Unterstützer der Initiative argumentieren, das Land stoße an seine Belastungsgrenzen. Sie verweisen auf steigende Mieten, überlastete Verkehrswege, Staus sowie eine als problematisch wahrgenommene Entwicklung bei Gewalt und Kriminalität, die sie mit einer höheren Zuwanderung verknüpfen. Ziel sei es laut Kampagnenmotto, „zu bewahren, was wir lieben“. Die SVP wirbt mit auffälligen Aufklebern, Fahnen und Plakaten in Nationalfarben, um eine Begrenzung des Bevölkerungswachstums als Schutz der Lebensqualität zu präsentieren.

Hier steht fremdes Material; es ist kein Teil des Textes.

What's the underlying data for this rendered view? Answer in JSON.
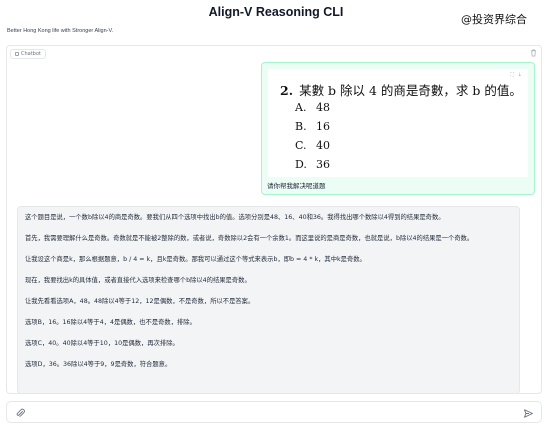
{
  "header": {
    "title": "Align-V Reasoning CLI",
    "watermark": "@投资界综合",
    "subtitle": "Better Hong Kong life with Stronger Align-V."
  },
  "chat": {
    "tag_label": "Chatbot",
    "user_message": {
      "question_number": "2.",
      "question_text": "某數 b 除以 4 的商是奇數，求 b 的值。",
      "options": [
        {
          "label": "A.",
          "value": "48"
        },
        {
          "label": "B.",
          "value": "16"
        },
        {
          "label": "C.",
          "value": "40"
        },
        {
          "label": "D.",
          "value": "36"
        }
      ],
      "text": "请你帮我解决呢道题"
    },
    "bot_message": {
      "paragraphs": [
        "这个题目是说，一个数b除以4的商是奇数。要我们从四个选项中找出b的值。选项分别是48、16、40和36。我得找出哪个数除以4得到的结果是奇数。",
        "首先，我需要理解什么是奇数。奇数就是不能被2整除的数，或者说，奇数除以2会有一个余数1。而这里说的是商是奇数，也就是说，b除以4的结果是一个奇数。",
        "让我设这个商是k，那么根据题意，b / 4 = k，且k是奇数。那我可以通过这个等式来表示b，即b = 4 * k，其中k是奇数。",
        "现在，我要找出k的具体值，或者直接代入选项来检查哪个b除以4的结果是奇数。",
        "让我先看看选项A，48。48除以4等于12，12是偶数，不是奇数，所以不是答案。",
        "选项B，16。16除以4等于4，4是偶数，也不是奇数，排除。",
        "选项C，40。40除以4等于10，10是偶数，再次排除。",
        "选项D，36。36除以4等于9，9是奇数，符合题意。"
      ]
    }
  },
  "input": {
    "placeholder": ""
  }
}
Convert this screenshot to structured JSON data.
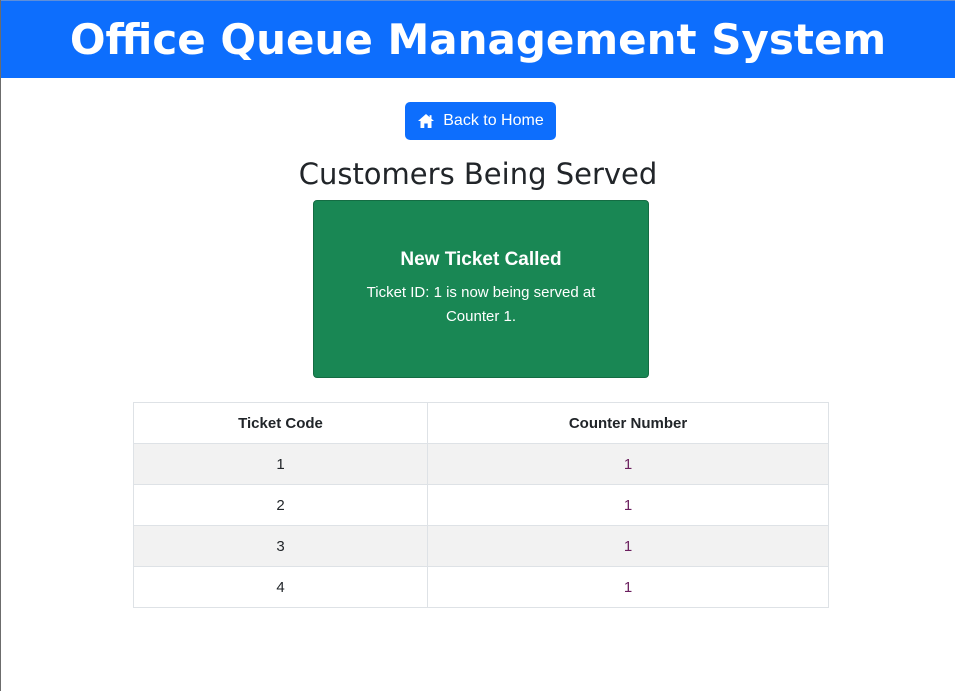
{
  "header": {
    "title": "Office Queue Management System"
  },
  "nav": {
    "home_button_label": "Back to Home",
    "home_icon": "home-icon"
  },
  "main": {
    "section_title": "Customers Being Served",
    "notification": {
      "title": "New Ticket Called",
      "message": "Ticket ID: 1 is now being served at Counter 1."
    },
    "table": {
      "columns": [
        "Ticket Code",
        "Counter Number"
      ],
      "rows": [
        {
          "ticket_code": "1",
          "counter_number": "1"
        },
        {
          "ticket_code": "2",
          "counter_number": "1"
        },
        {
          "ticket_code": "3",
          "counter_number": "1"
        },
        {
          "ticket_code": "4",
          "counter_number": "1"
        }
      ]
    }
  },
  "colors": {
    "primary": "#0d6efd",
    "success": "#198754"
  }
}
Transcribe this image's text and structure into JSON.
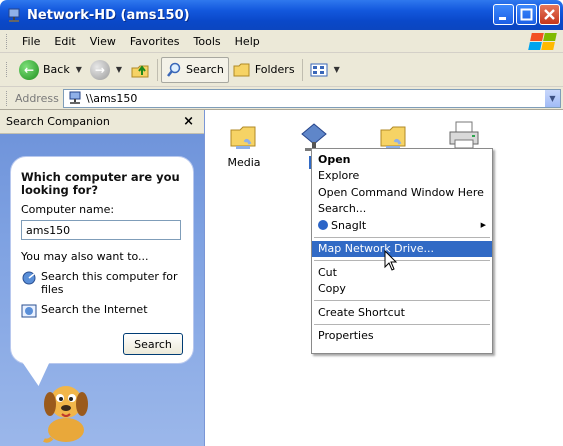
{
  "window": {
    "title": "Network-HD (ams150)"
  },
  "menubar": {
    "items": [
      "File",
      "Edit",
      "View",
      "Favorites",
      "Tools",
      "Help"
    ]
  },
  "toolbar": {
    "back_label": "Back",
    "search_label": "Search",
    "folders_label": "Folders"
  },
  "address": {
    "label": "Address",
    "value": "\\\\ams150"
  },
  "pane": {
    "title": "Search Companion",
    "question": "Which computer are you looking for?",
    "name_label": "Computer name:",
    "name_value": "ams150",
    "also_label": "You may also want to...",
    "options": [
      "Search this computer for files",
      "Search the Internet"
    ],
    "search_button": "Search"
  },
  "shares": [
    {
      "label": "Media",
      "icon": "shared-folder-icon"
    },
    {
      "label": "S",
      "icon": "network-share-icon",
      "selected": true
    },
    {
      "label": "",
      "icon": "shared-folder-icon"
    },
    {
      "label": "",
      "icon": "printer-icon"
    }
  ],
  "context_menu": {
    "items": [
      {
        "label": "Open",
        "bold": true
      },
      {
        "label": "Explore"
      },
      {
        "label": "Open Command Window Here"
      },
      {
        "label": "Search..."
      },
      {
        "label": "SnagIt",
        "submenu": true
      },
      {
        "label": "Map Network Drive...",
        "highlighted": true
      },
      {
        "label": "Cut"
      },
      {
        "label": "Copy"
      },
      {
        "label": "Create Shortcut"
      },
      {
        "label": "Properties"
      }
    ]
  },
  "colors": {
    "titlebar": "#0a48c9",
    "selection": "#316ac5",
    "pane_bg": "#7fa2e2",
    "chrome": "#ece9d8"
  }
}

Gegen die Initiative stellen sich der Bundesrat, das Parlament, die Kantone sowie die meisten übrigen großen Parteien, gestützt von Wirtschaftsverbänden und Gewerkschaften. Sie warnen, ein starres Bevölkerungs- und damit faktisches Zuwanderungslimit könne den bereits bestehenden Arbeitskräftemangel verschärfen. Laut Bundesamt für Statistik waren im ersten Quartal 2026 rund 1,87 Millionen ausländische Erwerbstätige in der Schweiz beschäftigt. Etwa vier von fünf kamen aus EU- oder EFTA-Staaten oder dem Vereinigten Königreich, der Rest aus Drittstaaten. Viele arbeiten in Bereichen wie Gesundheitswesen, Bau und Gastgewerbe – Sektoren, die stark auf Personal aus dem Ausland angewiesen sind.

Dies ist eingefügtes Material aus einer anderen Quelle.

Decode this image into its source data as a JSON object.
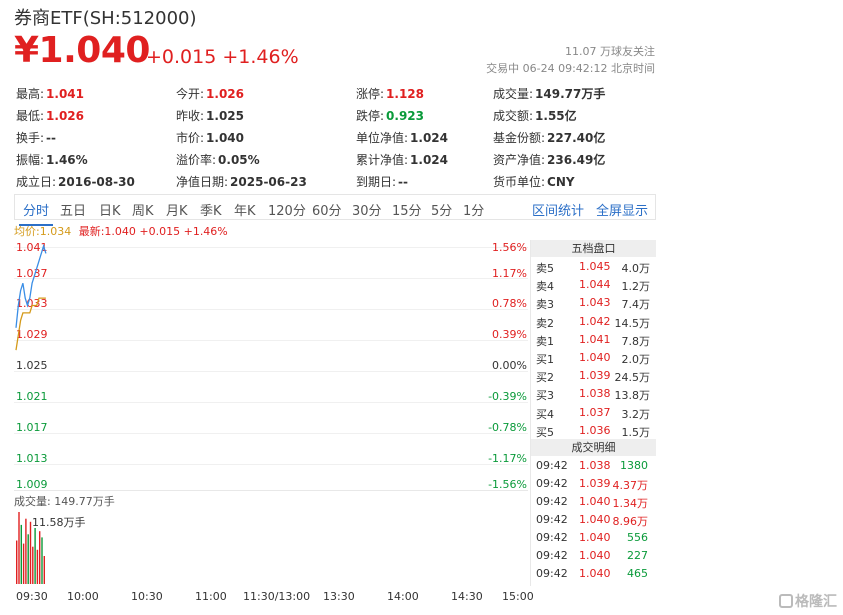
{
  "header": {
    "title": "券商ETF(SH:512000)",
    "price": "¥1.040",
    "change": "+0.015 +1.46%",
    "followers": "11.07 万球友关注",
    "status": "交易中 06-24 09:42:12 北京时间"
  },
  "info": {
    "high": {
      "label": "最高:",
      "value": "1.041"
    },
    "low": {
      "label": "最低:",
      "value": "1.026"
    },
    "turnover": {
      "label": "换手:",
      "value": "--"
    },
    "amplitude": {
      "label": "振幅:",
      "value": "1.46%"
    },
    "established": {
      "label": "成立日:",
      "value": "2016-08-30"
    },
    "open": {
      "label": "今开:",
      "value": "1.026"
    },
    "prev_close": {
      "label": "昨收:",
      "value": "1.025"
    },
    "market_price": {
      "label": "市价:",
      "value": "1.040"
    },
    "premium": {
      "label": "溢价率:",
      "value": "0.05%"
    },
    "nav_date": {
      "label": "净值日期:",
      "value": "2025-06-23"
    },
    "limit_up": {
      "label": "涨停:",
      "value": "1.128"
    },
    "limit_down": {
      "label": "跌停:",
      "value": "0.923"
    },
    "unit_nav": {
      "label": "单位净值:",
      "value": "1.024"
    },
    "cum_nav": {
      "label": "累计净值:",
      "value": "1.024"
    },
    "expiry": {
      "label": "到期日:",
      "value": "--"
    },
    "volume": {
      "label": "成交量:",
      "value": "149.77万手"
    },
    "amount": {
      "label": "成交额:",
      "value": "1.55亿"
    },
    "fund_share": {
      "label": "基金份额:",
      "value": "227.40亿"
    },
    "net_assets": {
      "label": "资产净值:",
      "value": "236.49亿"
    },
    "currency": {
      "label": "货币单位:",
      "value": "CNY"
    }
  },
  "tabs": [
    "分时",
    "五日",
    "日K",
    "周K",
    "月K",
    "季K",
    "年K",
    "120分",
    "60分",
    "30分",
    "15分",
    "5分",
    "1分"
  ],
  "tab_actions": {
    "interval_stats": "区间统计",
    "fullscreen": "全屏显示"
  },
  "legend": {
    "avg": "均价:1.034",
    "latest": "最新:1.040 +0.015 +1.46%"
  },
  "y_left": [
    "1.041",
    "1.037",
    "1.033",
    "1.029",
    "1.025",
    "1.021",
    "1.017",
    "1.013",
    "1.009"
  ],
  "y_right": [
    "1.56%",
    "1.17%",
    "0.78%",
    "0.39%",
    "0.00%",
    "-0.39%",
    "-0.78%",
    "-1.17%",
    "-1.56%"
  ],
  "volume_panel": {
    "label": "成交量: 149.77万手",
    "max": "11.58万手"
  },
  "x_axis": [
    "09:30",
    "10:00",
    "10:30",
    "11:00",
    "11:30/13:00",
    "13:30",
    "14:00",
    "14:30",
    "15:00"
  ],
  "order_book": {
    "header": "五档盘口",
    "rows": [
      {
        "label": "卖5",
        "price": "1.045",
        "vol": "4.0万"
      },
      {
        "label": "卖4",
        "price": "1.044",
        "vol": "1.2万"
      },
      {
        "label": "卖3",
        "price": "1.043",
        "vol": "7.4万"
      },
      {
        "label": "卖2",
        "price": "1.042",
        "vol": "14.5万"
      },
      {
        "label": "卖1",
        "price": "1.041",
        "vol": "7.8万"
      },
      {
        "label": "买1",
        "price": "1.040",
        "vol": "2.0万"
      },
      {
        "label": "买2",
        "price": "1.039",
        "vol": "24.5万"
      },
      {
        "label": "买3",
        "price": "1.038",
        "vol": "13.8万"
      },
      {
        "label": "买4",
        "price": "1.037",
        "vol": "3.2万"
      },
      {
        "label": "买5",
        "price": "1.036",
        "vol": "1.5万"
      }
    ]
  },
  "trades": {
    "header": "成交明细",
    "rows": [
      {
        "time": "09:42",
        "price": "1.038",
        "vol": "1380",
        "dir": "buy"
      },
      {
        "time": "09:42",
        "price": "1.039",
        "vol": "4.37万",
        "dir": "sell"
      },
      {
        "time": "09:42",
        "price": "1.040",
        "vol": "1.34万",
        "dir": "sell"
      },
      {
        "time": "09:42",
        "price": "1.040",
        "vol": "8.96万",
        "dir": "sell"
      },
      {
        "time": "09:42",
        "price": "1.040",
        "vol": "556",
        "dir": "buy"
      },
      {
        "time": "09:42",
        "price": "1.040",
        "vol": "227",
        "dir": "buy"
      },
      {
        "time": "09:42",
        "price": "1.040",
        "vol": "465",
        "dir": "buy"
      }
    ]
  },
  "chart_data": {
    "type": "line",
    "y_range": [
      1.009,
      1.041
    ],
    "prev_close": 1.025,
    "series": [
      {
        "name": "最新",
        "color": "#3a8ee6",
        "values": [
          1.03,
          1.033,
          1.035,
          1.036,
          1.034,
          1.033,
          1.034,
          1.036,
          1.037,
          1.038,
          1.039,
          1.04,
          1.041,
          1.04
        ]
      },
      {
        "name": "均价",
        "color": "#d49a1a",
        "values": [
          1.027,
          1.029,
          1.031,
          1.032,
          1.032,
          1.032,
          1.032,
          1.033,
          1.033,
          1.033,
          1.034,
          1.034,
          1.034,
          1.034
        ]
      }
    ],
    "volume": [
      7.0,
      11.58,
      9.5,
      6.5,
      10.5,
      8.0,
      10.0,
      6.0,
      9.0,
      5.5,
      8.5,
      7.5,
      4.5
    ],
    "volume_max": 11.58
  },
  "watermark": "格隆汇"
}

Ein weiterer Konfliktpunkt ist das Verhältnis zur Europäischen Union. Die Initiative sieht vor, dass die Schweiz in letzter Konsequenz das Abkommen über die Personenfreizügigkeit mit der EU kündigen müsste, sollte die Obergrenze sonst nicht zu halten sein. Gegner befürchten, dies könnte die bilateralen Beziehungen und den Zugang zum europäischen Arbeitsmarkt belasten. Befürworter halten dem entgegen, nur mit klaren quantitativen Vorgaben lasse sich der Druck auf Wohnungsmarkt, Infrastruktur und öffentliche Dienste nachhaltig begrenzen.

Parallel zur Abstimmung über die 10-Millionen-Grenze entscheiden die Stimmberechtigten auch über eine Verschärfung des Zivildienstgesetzes. Im Fokus der innenpolitischen Debatte steht jedoch vor allem die Frage, wie die Schweiz Wachstum, Wohlstand und gesellschaftlichen Zusammenhalt künftig austarieren will. Das Ergebnis der Volksabstimmung dürfte zwar die Initiative selbst klären, die Grundsatzdiskussion über Zuwanderung, Arbeitskräftebedarf und Lebensqualität in der Alpenrepublik jedoch kaum beenden.